Spoiler alert: I have included some of the plot line in this review
Finding Max, by Darren Jorgensen, is really the story of Gary, a social worker, who is still struggling, seventeen years later, with the abduction of his five-year-old brother Max from the playground where Gary was supposed to be watching him. It is clear there was nothing eight-year-old Gary could have done to prevent the event, and when the police didn’t believe his story, his alcoholic mother was arrested, tried and found guilty of Max’s murder.
Perhaps because of his profound sense of helplessness, Gary now helps other lost people at homeless shelter in New York City. One day he interrupts a co-worker interviewing a homeless man for assistance at the shelter and discovered that ‘David’ is really his brother Max. Reintroducing himself and getting to know his brother and what happened to him requires patience, tact and delicacy because Max is a deeply traumatized young man. At the same time, Gary is balancing a new relationship with a young Asian woman, Jean, whom he met when she served him coffee at a local shop.

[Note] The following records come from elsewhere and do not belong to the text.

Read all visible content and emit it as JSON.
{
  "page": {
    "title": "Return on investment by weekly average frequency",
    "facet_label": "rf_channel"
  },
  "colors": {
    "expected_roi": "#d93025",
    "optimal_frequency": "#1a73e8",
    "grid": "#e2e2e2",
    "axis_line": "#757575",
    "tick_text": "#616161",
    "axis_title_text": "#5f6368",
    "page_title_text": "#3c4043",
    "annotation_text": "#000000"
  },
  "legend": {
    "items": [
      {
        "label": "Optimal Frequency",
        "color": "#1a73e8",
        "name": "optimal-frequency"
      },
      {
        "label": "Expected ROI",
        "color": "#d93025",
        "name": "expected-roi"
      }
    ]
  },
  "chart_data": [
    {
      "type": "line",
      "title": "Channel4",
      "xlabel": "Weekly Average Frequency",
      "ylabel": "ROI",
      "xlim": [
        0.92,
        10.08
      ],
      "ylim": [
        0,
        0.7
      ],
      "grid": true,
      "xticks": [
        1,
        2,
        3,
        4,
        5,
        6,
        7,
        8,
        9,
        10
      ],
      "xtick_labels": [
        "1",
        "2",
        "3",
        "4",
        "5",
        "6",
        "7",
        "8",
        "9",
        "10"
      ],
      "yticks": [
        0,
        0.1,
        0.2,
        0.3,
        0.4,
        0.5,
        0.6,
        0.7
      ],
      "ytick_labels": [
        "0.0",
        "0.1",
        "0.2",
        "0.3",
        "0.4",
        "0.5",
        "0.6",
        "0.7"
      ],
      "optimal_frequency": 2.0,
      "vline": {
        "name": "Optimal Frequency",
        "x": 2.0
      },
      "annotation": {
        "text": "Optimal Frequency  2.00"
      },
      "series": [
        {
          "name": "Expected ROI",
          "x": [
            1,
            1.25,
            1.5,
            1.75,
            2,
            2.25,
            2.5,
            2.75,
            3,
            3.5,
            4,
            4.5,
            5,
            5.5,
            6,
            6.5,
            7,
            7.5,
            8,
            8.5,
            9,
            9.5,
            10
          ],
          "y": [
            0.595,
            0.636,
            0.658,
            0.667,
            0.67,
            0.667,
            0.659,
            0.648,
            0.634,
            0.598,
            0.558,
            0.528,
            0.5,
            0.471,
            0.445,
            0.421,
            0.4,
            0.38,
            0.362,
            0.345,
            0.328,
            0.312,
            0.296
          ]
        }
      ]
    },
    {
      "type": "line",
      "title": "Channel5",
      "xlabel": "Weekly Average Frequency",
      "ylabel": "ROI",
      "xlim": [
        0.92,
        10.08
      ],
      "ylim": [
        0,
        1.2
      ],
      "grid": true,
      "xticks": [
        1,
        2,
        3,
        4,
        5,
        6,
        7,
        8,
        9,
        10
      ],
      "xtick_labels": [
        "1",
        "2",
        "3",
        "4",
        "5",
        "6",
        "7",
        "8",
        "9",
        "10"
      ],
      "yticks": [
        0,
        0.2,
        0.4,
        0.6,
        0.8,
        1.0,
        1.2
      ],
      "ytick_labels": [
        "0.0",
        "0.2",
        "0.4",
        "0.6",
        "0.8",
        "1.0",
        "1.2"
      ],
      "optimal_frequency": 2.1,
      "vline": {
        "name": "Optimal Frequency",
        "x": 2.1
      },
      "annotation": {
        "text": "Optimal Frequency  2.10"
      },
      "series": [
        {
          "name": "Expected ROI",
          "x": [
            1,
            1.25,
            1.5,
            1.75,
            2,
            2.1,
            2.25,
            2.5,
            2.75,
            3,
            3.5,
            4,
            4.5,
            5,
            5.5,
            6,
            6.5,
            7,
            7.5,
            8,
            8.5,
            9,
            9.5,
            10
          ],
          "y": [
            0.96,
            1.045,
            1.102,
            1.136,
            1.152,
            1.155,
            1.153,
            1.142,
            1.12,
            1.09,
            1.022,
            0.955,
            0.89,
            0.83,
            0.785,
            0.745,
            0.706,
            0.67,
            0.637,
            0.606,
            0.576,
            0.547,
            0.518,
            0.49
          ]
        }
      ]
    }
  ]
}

This is Jean’s story, too, since she has been cast out by her father for her modern ways.
Max was abducted by a man who traffics in young boys for pedophiles, and his enforcer, an evil man called Quinn, has been searching for Max ever since he escaped from the basement in which he’s been head for years while being loaned out. Quinn has an unnatural sexual attraction to Max, which he considers love, and which is why Quinn didn’t kill him when Max reached puberty. Max has been hiding among the homeless in NYC to escape Quinn, who is tracking him.

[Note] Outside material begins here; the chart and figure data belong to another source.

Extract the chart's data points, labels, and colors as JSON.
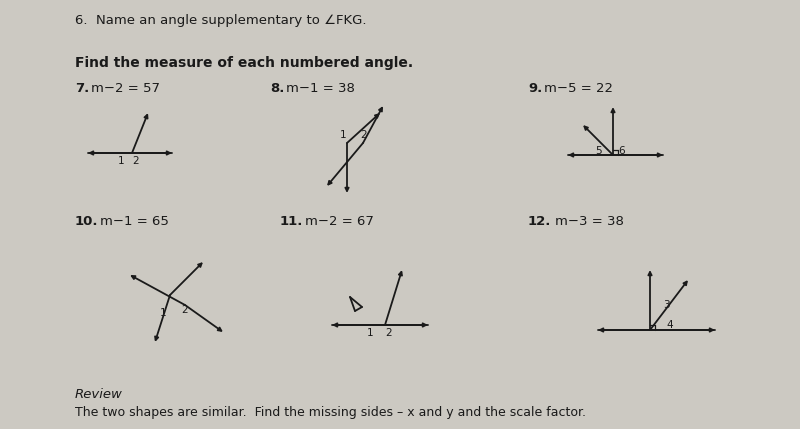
{
  "bg_color": "#ccc9c2",
  "title_top": "6.  Name an angle supplementary to ∠FKG.",
  "section_title": "Find the measure of each numbered angle.",
  "review_title": "Review",
  "review_text": "The two shapes are similar.  Find the missing sides – x and y and the scale factor.",
  "font_color": "#1a1a1a",
  "line_color": "#1a1a1a",
  "p7_label": "m−2 = 57",
  "p8_label": "m−1 = 38",
  "p9_label": "m−5 = 22",
  "p10_label": "m−1 = 65",
  "p11_label": "m−2 = 67",
  "p12_label": "m−3 = 38"
}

During the period when Gary, Jean and Max learn to love and trust each other, they become a functional group dedicated to protecting Max from Quinn, who has managed to find him. They must make a choice: to run from Quinn or stand and face him.
My review:
This book is not for the faint of heart. It is very gritty, with graphic sex and violence, which normally I abhor, and it deals with pedophilia and homelessness, two topics that most people find very uncomfortable. Nevertheless, it is written with such brutal honesty that it was difficult for me to put the book down. The relationships were extraordinarily real as were the descriptions of pedophilia and the homeless – so much so that I wondered if the author himself was recounting some aspects of his own life.
The pursuit of Max by Quinn was a thriller, and I didn’t mind the longer passages of exposition since they enriched the story. Quinn’s reappearance, initially as he probed Max’s new relationship with his brother, and later as he pursues Max, Jean and Gary into the homeless underground of the city was absorbing.

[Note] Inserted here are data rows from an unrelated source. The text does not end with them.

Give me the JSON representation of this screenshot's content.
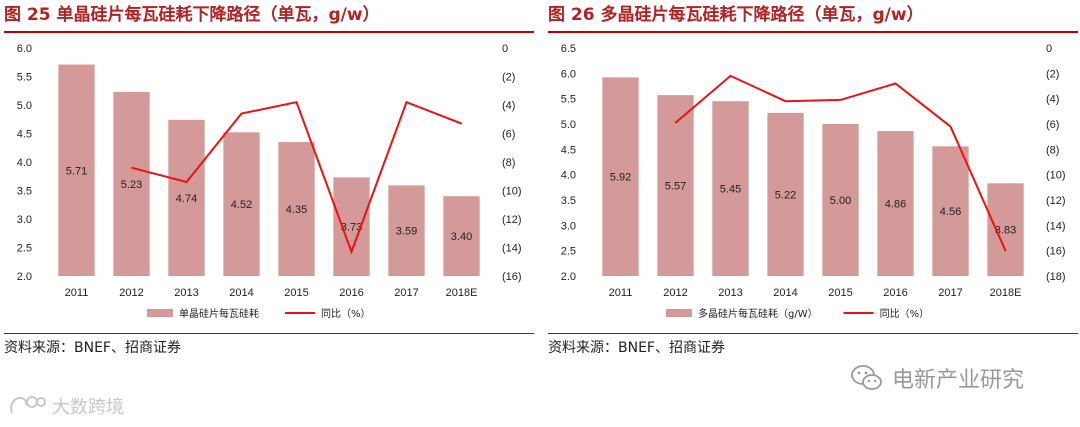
{
  "charts": [
    {
      "figure_title": "图 25 单晶硅片每瓦硅耗下降路径（单瓦，g/w）",
      "source": "资料来源：BNEF、招商证券",
      "legend": {
        "bar": "单晶硅片每瓦硅耗",
        "line": "同比（%）"
      }
    },
    {
      "figure_title": "图 26 多晶硅片每瓦硅耗下降路径（单瓦，g/w）",
      "source": "资料来源：BNEF、招商证券",
      "legend": {
        "bar": "多晶硅片每瓦硅耗（g/W）",
        "line": "同比（%）"
      }
    }
  ],
  "wechat": {
    "icon": "wechat-icon",
    "label": "电新产业研究"
  },
  "watermark": {
    "icon": "chat-logo-icon",
    "label": "大数跨境"
  },
  "colors": {
    "bar": "#d49a99",
    "line": "#ee1111",
    "rule": "#c00000",
    "title": "#b22222"
  },
  "chart_data": [
    {
      "type": "bar+line",
      "title": "单晶硅片每瓦硅耗下降路径（单瓦，g/w）",
      "categories": [
        "2011",
        "2012",
        "2013",
        "2014",
        "2015",
        "2016",
        "2017",
        "2018E"
      ],
      "series": [
        {
          "name": "单晶硅片每瓦硅耗",
          "type": "bar",
          "axis": "left",
          "values": [
            5.71,
            5.23,
            4.74,
            4.52,
            4.35,
            3.73,
            3.59,
            3.4
          ],
          "labels": [
            "5.71",
            "5.23",
            "4.74",
            "4.52",
            "4.35",
            "3.73",
            "3.59",
            "3.40"
          ]
        },
        {
          "name": "同比（%）",
          "type": "line",
          "axis": "right",
          "values": [
            null,
            -8.4,
            -9.4,
            -4.6,
            -3.8,
            -14.3,
            -3.8,
            -5.3
          ]
        }
      ],
      "y_left": {
        "min": 2.0,
        "max": 6.0,
        "step": 0.5,
        "ticks": [
          "6.0",
          "5.5",
          "5.0",
          "4.5",
          "4.0",
          "3.5",
          "3.0",
          "2.5",
          "2.0"
        ]
      },
      "y_right": {
        "min": -16,
        "max": 0,
        "step": 2,
        "ticks": [
          "0",
          "(2)",
          "(4)",
          "(6)",
          "(8)",
          "(10)",
          "(12)",
          "(14)",
          "(16)"
        ]
      }
    },
    {
      "type": "bar+line",
      "title": "多晶硅片每瓦硅耗下降路径（单瓦，g/w）",
      "categories": [
        "2011",
        "2012",
        "2013",
        "2014",
        "2015",
        "2016",
        "2017",
        "2018E"
      ],
      "series": [
        {
          "name": "多晶硅片每瓦硅耗（g/W）",
          "type": "bar",
          "axis": "left",
          "values": [
            5.92,
            5.57,
            5.45,
            5.22,
            5.0,
            4.86,
            4.56,
            3.83
          ],
          "labels": [
            "5.92",
            "5.57",
            "5.45",
            "5.22",
            "5.00",
            "4.86",
            "4.56",
            "3.83"
          ]
        },
        {
          "name": "同比（%）",
          "type": "line",
          "axis": "right",
          "values": [
            null,
            -5.9,
            -2.2,
            -4.2,
            -4.1,
            -2.8,
            -6.2,
            -16.0
          ]
        }
      ],
      "y_left": {
        "min": 2.0,
        "max": 6.5,
        "step": 0.5,
        "ticks": [
          "6.5",
          "6.0",
          "5.5",
          "5.0",
          "4.5",
          "4.0",
          "3.5",
          "3.0",
          "2.5",
          "2.0"
        ]
      },
      "y_right": {
        "min": -18,
        "max": 0,
        "step": 2,
        "ticks": [
          "0",
          "(2)",
          "(4)",
          "(6)",
          "(8)",
          "(10)",
          "(12)",
          "(14)",
          "(16)",
          "(18)"
        ]
      }
    }
  ]
}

The only weakness I found was the nature of Jean’s supposed illness – she is emaciated and gaunt to the point of appearing like a concentration camp survivor – which left me wondering where she found her considerable energy and why she had not sought medical attention. Lack of medical insurance these days is not much of an excuse.
I can recommend the book if the readers are prepared for what it contains. It Is powerful and searing and the characters and their situations stayed with me a long time after I finished it.
About the author
Darren M. Jorgensen has always fed his passions through book clubs and writing groups. After working at the United Nations and attending Brown University, he eventually found his way back to his first love, writing. He wrote Finding Max, in just 12 days. He now lives in his native Alberta with his extraordinary wife, Ginette, and likes to walk with his dogs, Molly and Dobby—both named for Harry Potter characters—through the golden fields behind his home on a farm with too many snakes slithering through the grass. He was twenty-two when he wrote his first book, The Searing, and states that his occupation is writing, all the time.
You can find Darren Jorgensen on
Twitter: @authordarren
At his book site: https://findingmaxtrilogy.com/
And on Facebook: https://www.facebook.com/darren.jorgensen.35
Thanks Noelle.
This is a great review Noelle, I’m not sure I like the sound of the content but it has intrigued me. I wish I had more time for novels, I tend to listen to audio books on the tube and trains so that I can concentrate better.
Thanks for stopping by, Charlotte. Right now you need to concentrate on your career – I hardly read at all when I was an up and coming academic, saving it for the beach in the summer. I trust all is well and you are singing your heart out!
Dear Noelle,
Thank you so very much for taking the time out of your own schedule to read and review Finding Max. I appreciate it more than you know. And thank you for taking the time and care to provide your audience with such a well-written review, too.
All my best,
Darren M. Jorgensen
Thank you, Darren. That’s the nicest reply I’ve ever had from an author!